The reigning Australian female athlete of the year can barely believe that at the most important time in her career, at 30 years of age and with the Rio Olympics just over a year away, the WA Institute of Sport is nearly ready to unveil a $34 million revamp that will give the State’s athletes access to the best facilities in the world.

“I’ve trained in all sorts of crap, ” she said outside the new WAIS High Performance Service Centre, which will become the physical hub of WA’s sporting identity in Mt Claremont.

“We travel a lot and sometimes we don’t even have a gym or a track to train on, ” she said.

“I’ve legitimately trained in cow paddocks and lifted tyres and things just to get some movement happening.

“I’ve even done a gym session in my hotel room.

“I’ve been at the old WAIS building for about 14 years now and I’m actually going to miss it. But to have my last few years in a brand new facility is going to revamp the whole energy in my training because it’s always fun playing with new toys.

“Maybe this is the secret to winning gold at Rio . . . it’s going to be like Christmas.”

Olympic canoe sprint star Steve Bird said being able to go from the gym to the recovery room within seconds would be a huge advantage as he worked towards his Olympic dream. “I feel quite privileged to be an athlete at this time, ” he said.

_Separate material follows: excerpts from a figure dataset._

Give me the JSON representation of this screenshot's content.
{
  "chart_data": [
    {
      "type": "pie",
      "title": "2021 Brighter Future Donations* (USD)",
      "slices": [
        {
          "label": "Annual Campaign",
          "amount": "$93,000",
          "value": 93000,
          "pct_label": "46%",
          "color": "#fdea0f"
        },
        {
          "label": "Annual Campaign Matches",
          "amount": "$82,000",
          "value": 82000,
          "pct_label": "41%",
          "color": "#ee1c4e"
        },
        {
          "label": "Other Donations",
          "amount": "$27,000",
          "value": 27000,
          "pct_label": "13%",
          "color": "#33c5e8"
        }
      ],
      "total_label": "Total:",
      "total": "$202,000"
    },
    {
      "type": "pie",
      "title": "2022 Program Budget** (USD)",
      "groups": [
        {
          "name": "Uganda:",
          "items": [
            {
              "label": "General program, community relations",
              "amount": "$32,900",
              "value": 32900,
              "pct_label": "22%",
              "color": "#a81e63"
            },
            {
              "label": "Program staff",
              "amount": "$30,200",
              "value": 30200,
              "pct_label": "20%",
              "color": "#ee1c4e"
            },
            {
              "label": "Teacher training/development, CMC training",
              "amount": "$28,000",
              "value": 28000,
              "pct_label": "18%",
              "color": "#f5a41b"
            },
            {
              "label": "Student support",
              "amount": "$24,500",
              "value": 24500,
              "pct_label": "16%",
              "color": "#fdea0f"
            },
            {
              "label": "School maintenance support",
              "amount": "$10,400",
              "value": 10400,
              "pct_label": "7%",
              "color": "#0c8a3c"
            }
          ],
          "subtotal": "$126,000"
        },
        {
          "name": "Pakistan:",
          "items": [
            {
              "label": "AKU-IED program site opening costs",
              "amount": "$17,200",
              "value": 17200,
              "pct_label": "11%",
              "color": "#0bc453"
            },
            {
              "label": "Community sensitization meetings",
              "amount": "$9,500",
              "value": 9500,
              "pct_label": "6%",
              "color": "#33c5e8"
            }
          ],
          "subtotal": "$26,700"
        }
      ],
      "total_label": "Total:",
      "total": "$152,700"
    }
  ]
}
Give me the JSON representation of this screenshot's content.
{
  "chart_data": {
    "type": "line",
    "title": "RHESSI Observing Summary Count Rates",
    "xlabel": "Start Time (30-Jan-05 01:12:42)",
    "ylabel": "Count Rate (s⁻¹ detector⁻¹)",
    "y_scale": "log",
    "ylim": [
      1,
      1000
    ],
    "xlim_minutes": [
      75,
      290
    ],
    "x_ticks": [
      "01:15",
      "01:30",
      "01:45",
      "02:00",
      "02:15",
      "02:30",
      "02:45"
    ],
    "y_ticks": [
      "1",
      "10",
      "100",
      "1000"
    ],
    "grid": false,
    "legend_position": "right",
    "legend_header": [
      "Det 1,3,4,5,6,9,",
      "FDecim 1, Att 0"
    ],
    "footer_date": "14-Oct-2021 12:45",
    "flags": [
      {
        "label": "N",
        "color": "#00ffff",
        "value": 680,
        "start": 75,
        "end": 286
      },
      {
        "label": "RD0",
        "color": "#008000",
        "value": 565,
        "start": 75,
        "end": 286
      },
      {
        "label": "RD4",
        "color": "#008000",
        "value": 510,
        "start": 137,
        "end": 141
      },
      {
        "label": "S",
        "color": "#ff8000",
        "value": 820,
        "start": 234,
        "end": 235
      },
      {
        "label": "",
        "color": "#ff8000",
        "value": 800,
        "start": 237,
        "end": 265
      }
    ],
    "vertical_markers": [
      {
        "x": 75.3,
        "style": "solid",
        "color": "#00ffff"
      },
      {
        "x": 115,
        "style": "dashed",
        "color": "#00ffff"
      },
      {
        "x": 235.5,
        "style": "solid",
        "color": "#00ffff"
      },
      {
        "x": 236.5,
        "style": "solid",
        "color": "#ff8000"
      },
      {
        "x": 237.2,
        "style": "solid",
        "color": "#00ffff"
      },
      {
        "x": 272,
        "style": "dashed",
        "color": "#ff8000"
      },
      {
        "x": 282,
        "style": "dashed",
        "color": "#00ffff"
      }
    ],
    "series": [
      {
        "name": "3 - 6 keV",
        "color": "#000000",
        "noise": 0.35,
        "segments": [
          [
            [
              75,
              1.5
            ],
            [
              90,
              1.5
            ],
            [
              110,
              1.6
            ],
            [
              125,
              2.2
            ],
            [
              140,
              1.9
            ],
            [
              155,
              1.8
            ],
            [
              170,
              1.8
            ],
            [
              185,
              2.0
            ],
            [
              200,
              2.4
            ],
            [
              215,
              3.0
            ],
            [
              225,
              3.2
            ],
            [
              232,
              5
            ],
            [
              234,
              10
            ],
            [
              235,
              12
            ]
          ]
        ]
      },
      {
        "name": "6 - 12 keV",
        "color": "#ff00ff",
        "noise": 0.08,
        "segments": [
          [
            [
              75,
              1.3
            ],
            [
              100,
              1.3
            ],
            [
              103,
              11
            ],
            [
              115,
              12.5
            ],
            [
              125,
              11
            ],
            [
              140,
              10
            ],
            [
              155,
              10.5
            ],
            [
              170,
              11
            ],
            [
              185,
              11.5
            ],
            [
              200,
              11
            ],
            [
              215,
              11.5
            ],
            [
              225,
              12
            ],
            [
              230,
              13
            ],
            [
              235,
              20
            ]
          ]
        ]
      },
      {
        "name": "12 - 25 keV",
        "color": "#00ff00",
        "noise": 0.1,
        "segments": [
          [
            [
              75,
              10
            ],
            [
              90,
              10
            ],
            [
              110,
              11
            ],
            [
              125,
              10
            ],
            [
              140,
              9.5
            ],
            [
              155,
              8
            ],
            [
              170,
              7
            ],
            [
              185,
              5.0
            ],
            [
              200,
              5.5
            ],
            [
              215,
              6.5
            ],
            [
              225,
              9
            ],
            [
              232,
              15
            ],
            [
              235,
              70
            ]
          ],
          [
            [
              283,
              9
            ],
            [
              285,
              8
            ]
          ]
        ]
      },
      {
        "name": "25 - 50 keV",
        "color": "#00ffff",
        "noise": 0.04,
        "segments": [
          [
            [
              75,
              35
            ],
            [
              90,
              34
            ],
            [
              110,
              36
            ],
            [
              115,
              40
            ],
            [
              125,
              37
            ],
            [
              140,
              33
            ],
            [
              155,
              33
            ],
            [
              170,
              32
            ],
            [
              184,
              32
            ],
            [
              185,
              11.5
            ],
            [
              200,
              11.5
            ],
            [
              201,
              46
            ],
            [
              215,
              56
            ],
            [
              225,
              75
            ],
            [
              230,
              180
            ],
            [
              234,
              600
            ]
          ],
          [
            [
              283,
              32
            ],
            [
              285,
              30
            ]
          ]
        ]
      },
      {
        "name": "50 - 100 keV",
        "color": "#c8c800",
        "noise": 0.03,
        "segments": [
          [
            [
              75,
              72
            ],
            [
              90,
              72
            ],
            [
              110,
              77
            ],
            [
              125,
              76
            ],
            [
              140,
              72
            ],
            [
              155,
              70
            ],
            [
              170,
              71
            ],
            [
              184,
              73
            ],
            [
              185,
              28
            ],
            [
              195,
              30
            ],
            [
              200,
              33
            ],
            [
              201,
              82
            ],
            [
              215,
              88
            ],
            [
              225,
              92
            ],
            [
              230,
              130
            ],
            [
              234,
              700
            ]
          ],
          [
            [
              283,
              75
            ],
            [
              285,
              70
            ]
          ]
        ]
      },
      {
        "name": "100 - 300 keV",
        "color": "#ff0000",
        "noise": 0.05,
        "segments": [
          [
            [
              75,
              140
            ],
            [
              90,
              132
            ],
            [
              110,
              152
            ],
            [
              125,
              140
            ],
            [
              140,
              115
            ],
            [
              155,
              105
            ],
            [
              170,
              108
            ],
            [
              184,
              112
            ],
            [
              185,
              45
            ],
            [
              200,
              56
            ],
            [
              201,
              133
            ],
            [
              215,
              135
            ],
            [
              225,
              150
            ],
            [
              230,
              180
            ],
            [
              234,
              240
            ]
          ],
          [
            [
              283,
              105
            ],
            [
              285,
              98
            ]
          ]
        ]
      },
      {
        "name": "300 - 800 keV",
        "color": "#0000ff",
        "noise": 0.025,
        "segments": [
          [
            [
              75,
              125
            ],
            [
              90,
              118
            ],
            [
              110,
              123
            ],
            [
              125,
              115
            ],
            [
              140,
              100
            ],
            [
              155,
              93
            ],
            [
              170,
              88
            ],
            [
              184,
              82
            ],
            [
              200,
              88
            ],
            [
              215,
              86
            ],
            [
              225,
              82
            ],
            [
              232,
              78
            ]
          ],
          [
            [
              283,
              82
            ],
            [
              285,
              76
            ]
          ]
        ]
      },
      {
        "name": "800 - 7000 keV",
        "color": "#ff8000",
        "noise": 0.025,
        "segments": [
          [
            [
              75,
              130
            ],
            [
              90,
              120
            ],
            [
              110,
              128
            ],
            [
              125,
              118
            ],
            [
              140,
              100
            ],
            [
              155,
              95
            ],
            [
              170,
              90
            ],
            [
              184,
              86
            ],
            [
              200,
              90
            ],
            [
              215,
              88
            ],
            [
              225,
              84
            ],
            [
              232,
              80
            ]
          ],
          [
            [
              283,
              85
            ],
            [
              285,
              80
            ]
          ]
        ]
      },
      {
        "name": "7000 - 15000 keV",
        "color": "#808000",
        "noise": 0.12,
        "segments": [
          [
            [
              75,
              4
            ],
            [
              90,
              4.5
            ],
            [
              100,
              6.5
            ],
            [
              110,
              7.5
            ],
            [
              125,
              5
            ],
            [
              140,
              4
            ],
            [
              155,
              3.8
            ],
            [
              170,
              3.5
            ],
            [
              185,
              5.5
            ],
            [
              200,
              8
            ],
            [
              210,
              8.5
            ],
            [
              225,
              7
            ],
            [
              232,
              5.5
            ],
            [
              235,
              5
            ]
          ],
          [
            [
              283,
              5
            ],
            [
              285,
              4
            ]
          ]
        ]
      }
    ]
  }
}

WAIS executive director Steve Lawrence said the new building matched anything of its kind in the world.

He said planning for the centre, which had been made more accessible to disabled athletes, had spanned 13 years and five Sport and Recreation ministers. “It’s the biggest single commitment to a State sports institute by any government in Australia, ” Mr Lawrence said.

“The big picture for us is that we have the equal, if not better, to facilities anywhere in Australia and equal to probably anything in the world.

“Second to that, it’s something that will last the State for 20 to 30 years.”

There are eight camera angles that can be focused on an athlete, giving coaches access to 500 pictures a second to help give immediate feedback.

Banks of lights blaze down a five-lane, 60m runway to help provide the perfect picture.

A 45m hydraulic ramp will be part of a new world for WA’s star pole vaulting products, who have been plying their trade out in the sweaty, disused Midland Railway Workshops.

Three force plates can be moved to give an athlete exact information on where the pressure is being exerted through their feet and how much.

Mickle’s javelin will travel about 23m a second into a German-made curtain that will drop down from a gantry built into the roof.

“The amount of information we can give back to coaches and athletes is going to be enormous, ” WAIS sports biomechanist Andrew Lyttle said.